Posterior contraction is typically derived with respect to an intrinsic norm that is induced by the underlying statistical model. We investigated the problem of deriving posterior concentration rates under different loss functions in nonparametric Bayes

Confidence statements for qualitative constraints

If we reconstruct a function from data, there is always the question whether shape features such as maxima are artifacts of the reconstruction method or whether they are also present in the true underlying function. To answer these questions one wants to assign confidence statements to qualitative constraints. As we do not know in advance where interesting features of the shape occurs, we have to search over the whole domain.

One possibility is to derive a so called multiscale statistic that combines local tests in a sophisticated way to account for the dependence among the individual tests. The mathematical challenge is then to prove convergence to a distribution-free limit from which quantiles can be obtained.

In previous work, we studied multiscale statistics for deconvolution. In more recent work, we investigated the random coefficients model.

Asymptotic equivalence

Nonparametric statistics deals with a large zoo of different statistical models. Although the way the data are recorded might be quite different accross the models, there is typically a lot of similarity once it comes to reconstruction/estimation of the hidden quantities. In many cases for instance we obtain the same convergence rates. The notion of asymptotic equivalence makes the similarity of statistical models more precise. Two statistical models are said to be asymptotic equivalent if they lead to the same asymptotic estimation theory (in a certain sense).
Asymptotic equivalence can be quite useful for statistical theory.
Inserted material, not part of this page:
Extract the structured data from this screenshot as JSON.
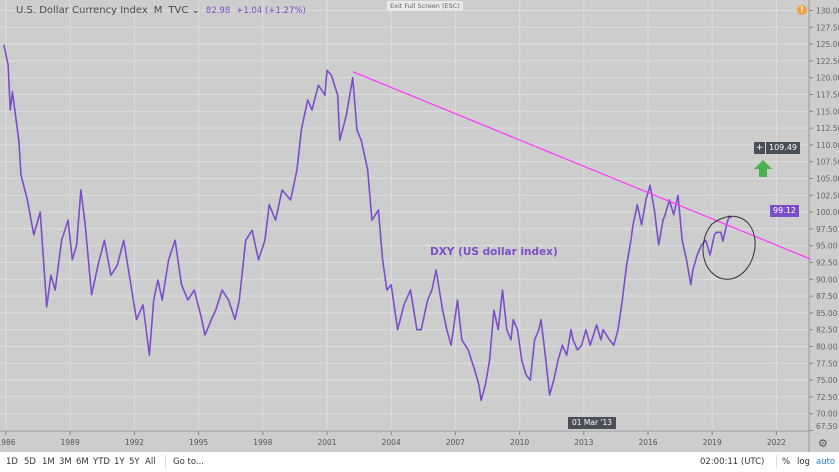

In several cases, difficult statistical models can be proven to be asymptotically equivalent to a simpler model and this allows us to work directly in the simpler model, avoiding for instance nasty discretization effects.
To establish asymptotic equivalence is, however, quite hard and each result needs a new proving strategy. Therefore, only few results have been established so far. In previous work, we derived conditions for which nonparametric regression with dependent errors by a continuous model. In a second project, we worked on asymptotic equivalence between the Gaussian white noise model and nonparametric density estimation.

Spot volatility estimation

The spot volatility describes the local variability of a financial asset or a portefolio. It is an important quantity for risk management and analyzing historic data. Unfortunately, the spot volatility cannot be observed directly and has to be inferred from the price process. If the price is recorded on high frequencies such as milliseconds, there are various market frictions that pertub the price process. If this so called microstructure noise is ignored the reconstruction of the spot volatility will be far to big. Models with microstructure noise are hard to analyse as the microstructure noise dominates the signal on most frequencies.
I studied spot volatility estimation with additive microstructure noise in my dissertation. We proved that microstructure noise reduces the optimal convergence rates by a factor 1/2. We also constructed reconstruction methods that achieve these convergence rates and implemented them in a software package for Matlab.